It’s me again and just to register that, I’ve just built new virtual servers with the same configs of the bare metal ones I’m using at the company and, after the YUM command to install Percona-XtraDB-Cluster packages, I can affirm that the same amount of packages were installed, a total of 34.

Have you all a good weekend.

wsrep_sst_method=xtrabackup

Don’t use this. This is deprecated for 5.6 (and 5.5) and should only be used for compatibility with PXC 5.5.34 and earlier.

The default (even when wsrep-sst-method is unset) now is xtrabackup-v2

Next, on the SST methods, PXC 5.6.21 does support backup locks and so its SST ‘version’ is bumped.

However, this applies only to new donors and old joiners, not new joiners and old donors.

(Here, new refers to PXC 5.6.21 and higher, old refers to anything below that).

So, with new joiners and old donors (together with minimum PXB version requirements of PXC’s installed there), it should work fine.

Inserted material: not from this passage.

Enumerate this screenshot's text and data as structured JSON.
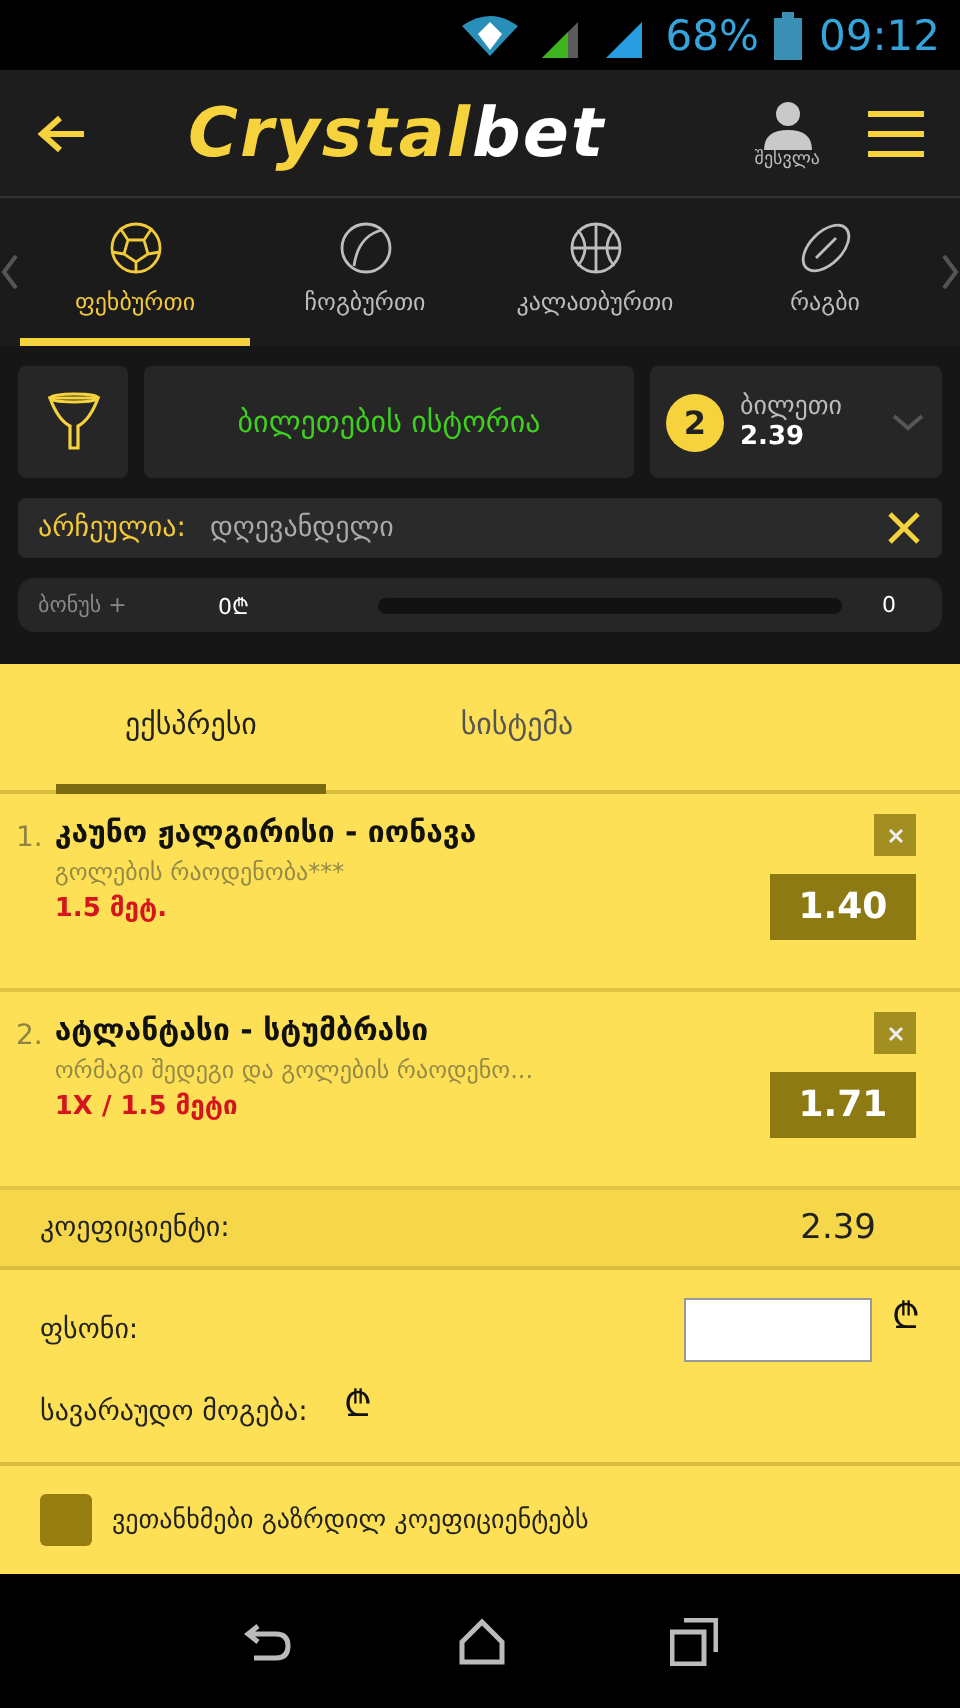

mysql> show status like ‘wsrep_cluster%’\G
*************************** 1. row ***************************
Variable_name: wsrep_cluster_conf_id
Value: 5
*************************** 2. row ***************************
Variable_name: wsrep_cluster_size
Value: 3
*************************** 3. row ***************************
Variable_name: wsrep_cluster_state_uuid
Value: f9cdb70c-8483-11e4-86af-4b70fd8e7a88
*************************** 4. row ***************************
Variable_name: wsrep_cluster_status
Value: Primary
4 rows in set (0.00 sec)